Perfectionism

Posted on 29 December 2005

There’s something about the French – a perfectionism – that makes me feel inadequate. My nails are often chipped and dirty. My hair is messy. I seldom wear makeup. And everyone calls me Madame. I know it is a courtesy but it makes me feel old.

Rob is wiser. He took advantage of the perfectionism. He went to the most famous barber in the city to have his beard trimmed. The dapper little man sculptured his facial hair with a straight razor. It is perfect, every hair cut exactly the same length, close to his face. I am impressed. I would love to have my hair cut very French, very sassy, but I am shy and a little at a loss about where to go for the transformation as the last time I did this I paid too much and was disappointed. (Every time I see a hair salon, I peek in the window and observe.)

But most of time I forget that I am not perfectly coiffured and manicured: I just have to look up a building – say, the National Assembly – or down a long treed avenue and I feel a shiver of pleasure. This is why I’m here.

On the metro, at a cafe, on a park bench, wherever I stop to breathe – I read snippets of Maisel and so far he hasn’t said anything new but I like his writing and focus on Paris. I followed one of his suggestions yesterday to the D’Orsay. Get there early, he said. Check out the main floor. Look at this Manet and write some. Go to the top, admire a Van Gogh and Gauguin – no matter that they didn’t like each other – and write some more. Obviously Maisel didn’t visit Christmas holiday week. When I arrived, the lineup went round the building so I went to a nearby cafe, thinking that once the museum opened, the crowd would disappear.
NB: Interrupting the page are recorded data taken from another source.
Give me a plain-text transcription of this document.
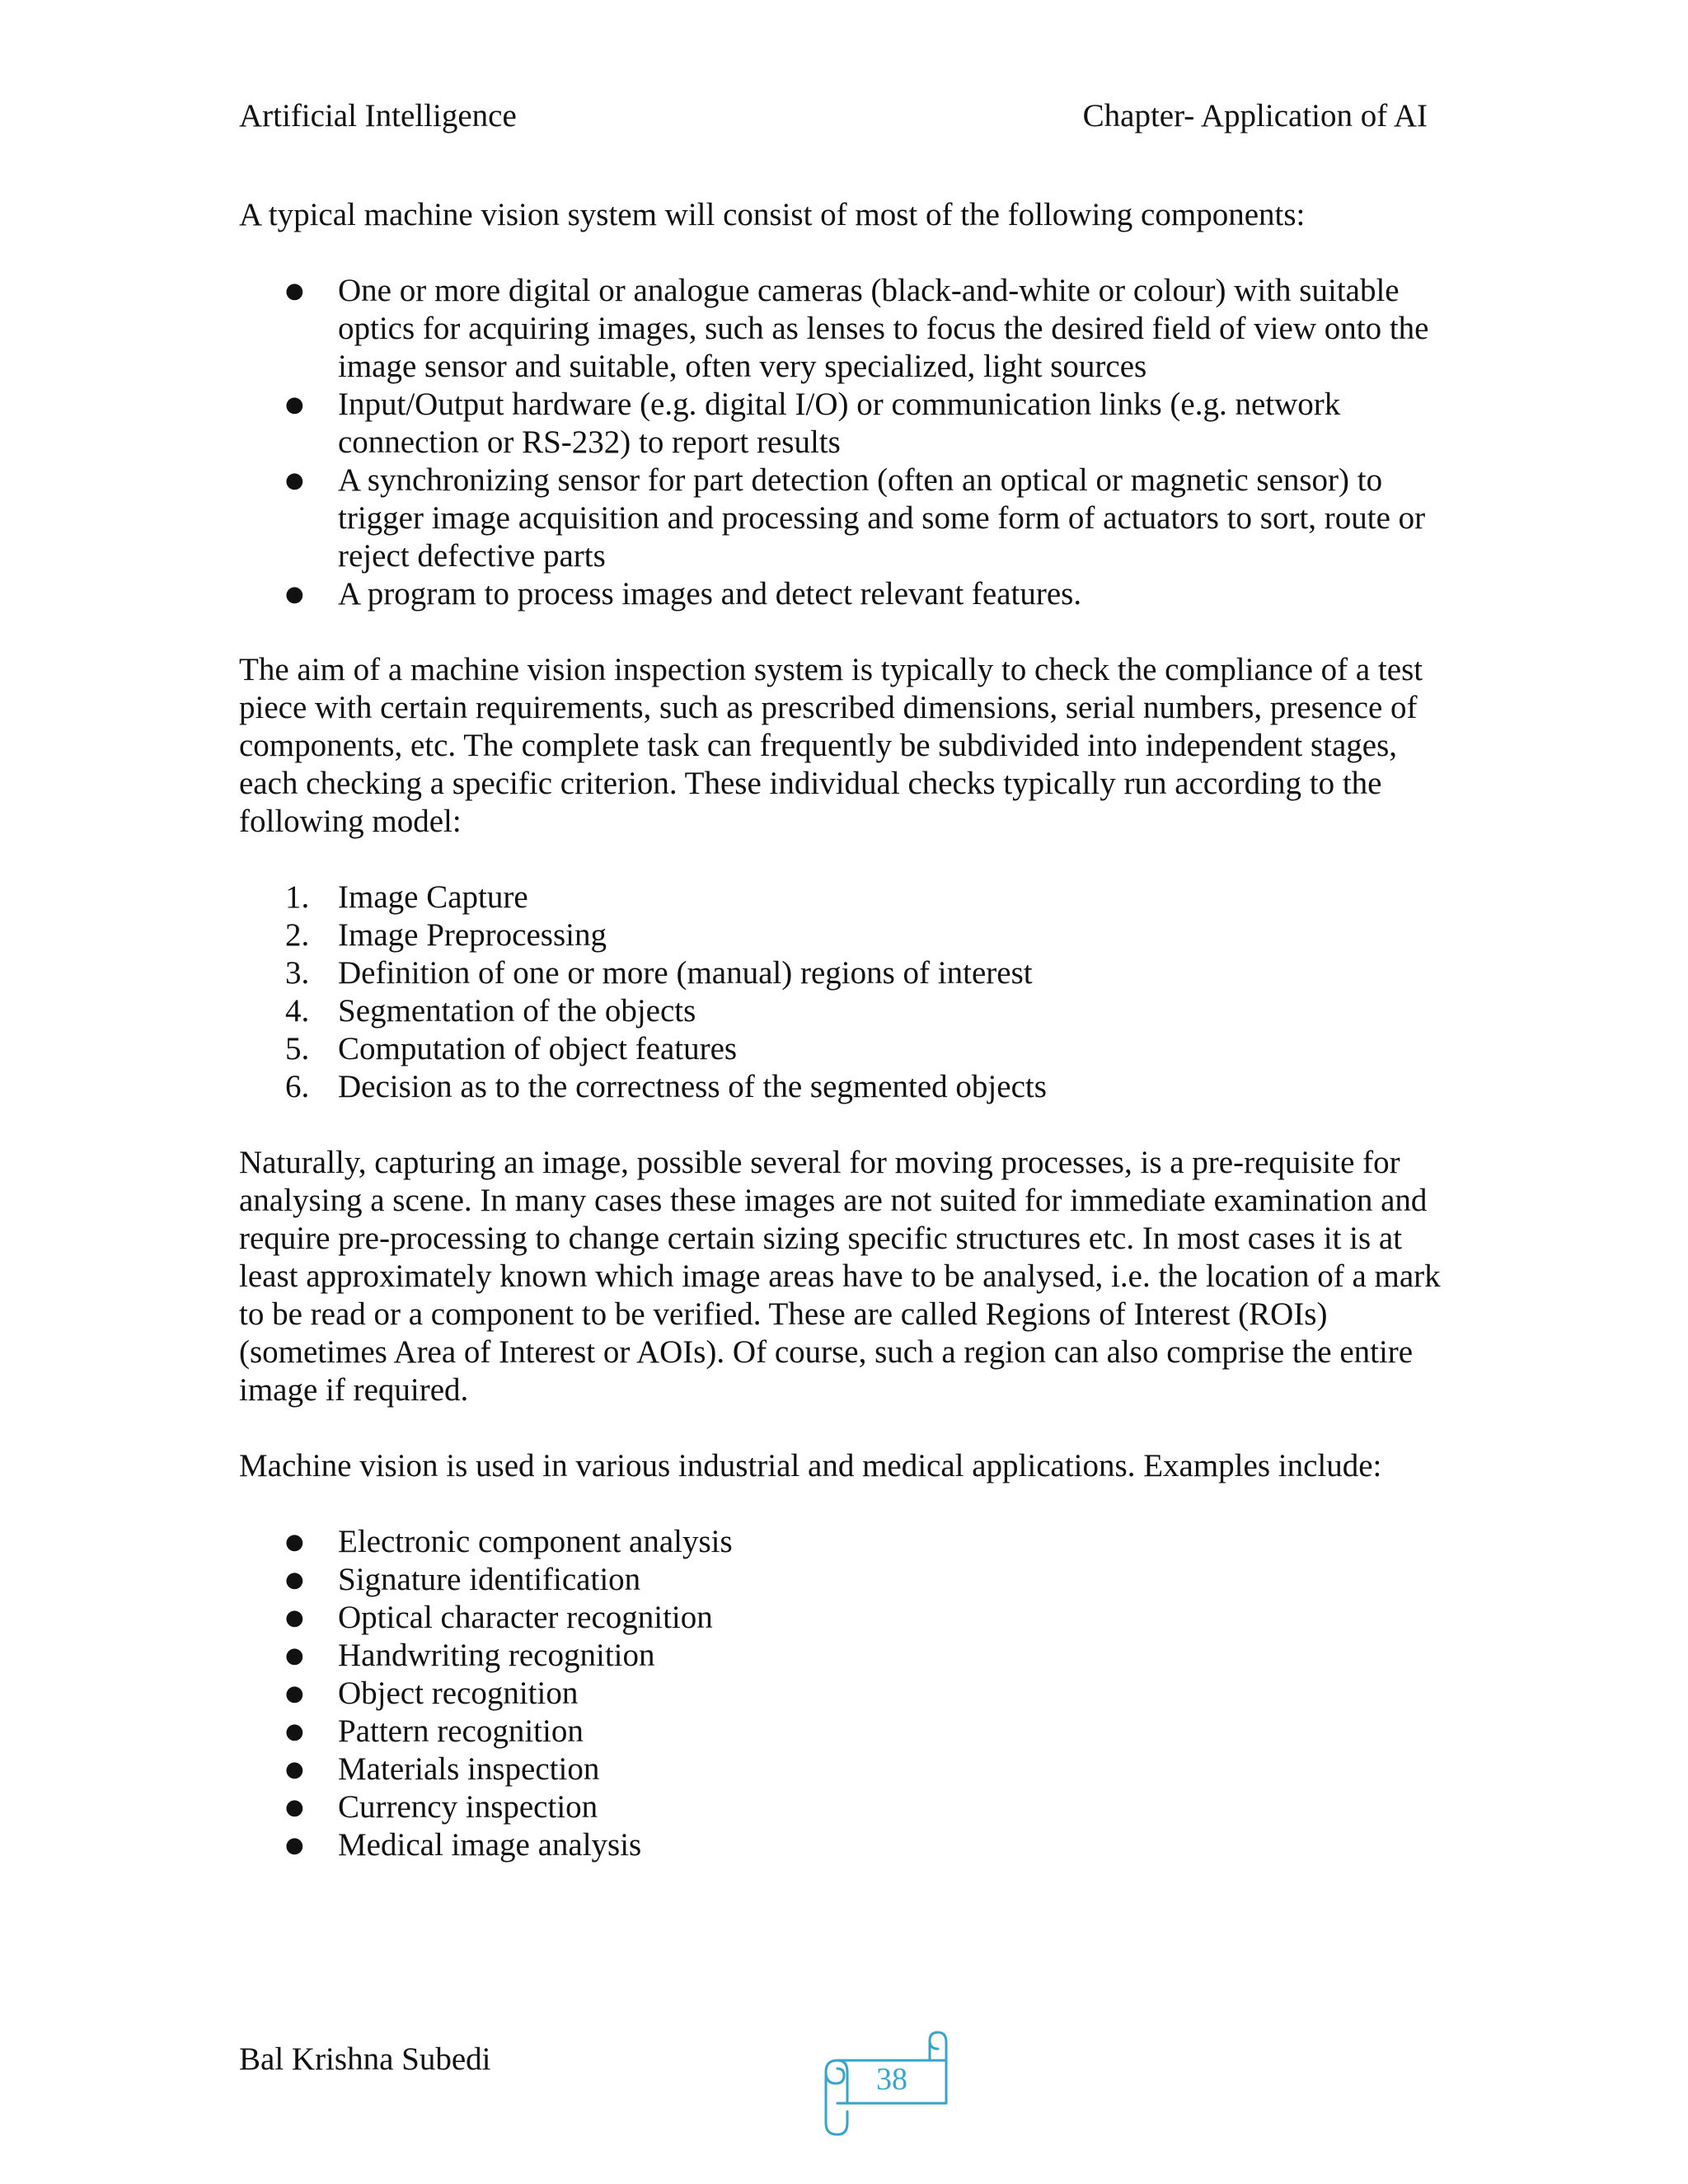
Artificial Intelligence	Chapter- Application of AI

A typical machine vision system will consist of most of the following components:

●	One or more digital or analogue cameras (black-and-white or colour) with suitable optics for acquiring images, such as lenses to focus the desired field of view onto the image sensor and suitable, often very specialized, light sources
●	Input/Output hardware (e.g. digital I/O) or communication links (e.g. network connection or RS-232) to report results
●	A synchronizing sensor for part detection (often an optical or magnetic sensor) to trigger image acquisition and processing and some form of actuators to sort, route or reject defective parts
●	A program to process images and detect relevant features.

The aim of a machine vision inspection system is typically to check the compliance of a test piece with certain requirements, such as prescribed dimensions, serial numbers, presence of components, etc. The complete task can frequently be subdivided into independent stages, each checking a specific criterion. These individual checks typically run according to the following model:

1. Image Capture
2. Image Preprocessing
3. Definition of one or more (manual) regions of interest
4. Segmentation of the objects
5. Computation of object features
6. Decision as to the correctness of the segmented objects

Naturally, capturing an image, possible several for moving processes, is a pre-requisite for analysing a scene. In many cases these images are not suited for immediate examination and require pre-processing to change certain sizing specific structures etc. In most cases it is at least approximately known which image areas have to be analysed, i.e. the location of a mark to be read or a component to be verified. These are called Regions of Interest (ROIs) (sometimes Area of Interest or AOIs). Of course, such a region can also comprise the entire image if required.

Machine vision is used in various industrial and medical applications. Examples include:

●	Electronic component analysis
●	Signature identification
●	Optical character recognition
●	Handwriting recognition
●	Object recognition
●	Pattern recognition
●	Materials inspection
●	Currency inspection
●	Medical image analysis
Bal Krishna Subedi
38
No such luck. When I returned, the line was longer. And even though snow was falling, my feet and hands cold, and I have little patience for queues, I decided to wait.

Forty minutes later, I was inside. I wandered down some steps to a statue of Sappho, figure reclining, eyes downcast – the poet in angst, through a room of Millets – country folk in fields, to the Courbets. I like this painter, one of the first Realists. One painting, “Origin of the World,” a woman, minus head, legs spread, continues to intrigue me for many reasons. (It is so unlike all his other work.)

I did dutifully go to the top floor but there were two many people gawking at the Van Goghs and Gauguins, so I ignored these mad men, and found myself in a less crowded room with Renoir. I love his painting of poppies – so light and lovely. But I find his work, for the most part, a little too sweet. But this time, I noticed, in several lesser known works, that the flesh of many of his female figures was unnaturally red… but the jostling and rudeness of the crowd was getting to me so I left to meet Gill.

I have decided to wait till next week when the children are back in school and most of the damn tourists have left (hopefully)
to visit other museums.

The last few days Gill and I have walked so many streets. She is showing me all the little boutiques she thinks I’ll like – good research for the store and my next buying trip. And Rob and Brendan take off on their own, exploring different areas. Although all our feet are tired, we are stimulated and happy except we’re getting poor quick – this is an outrageously expensive city to visit.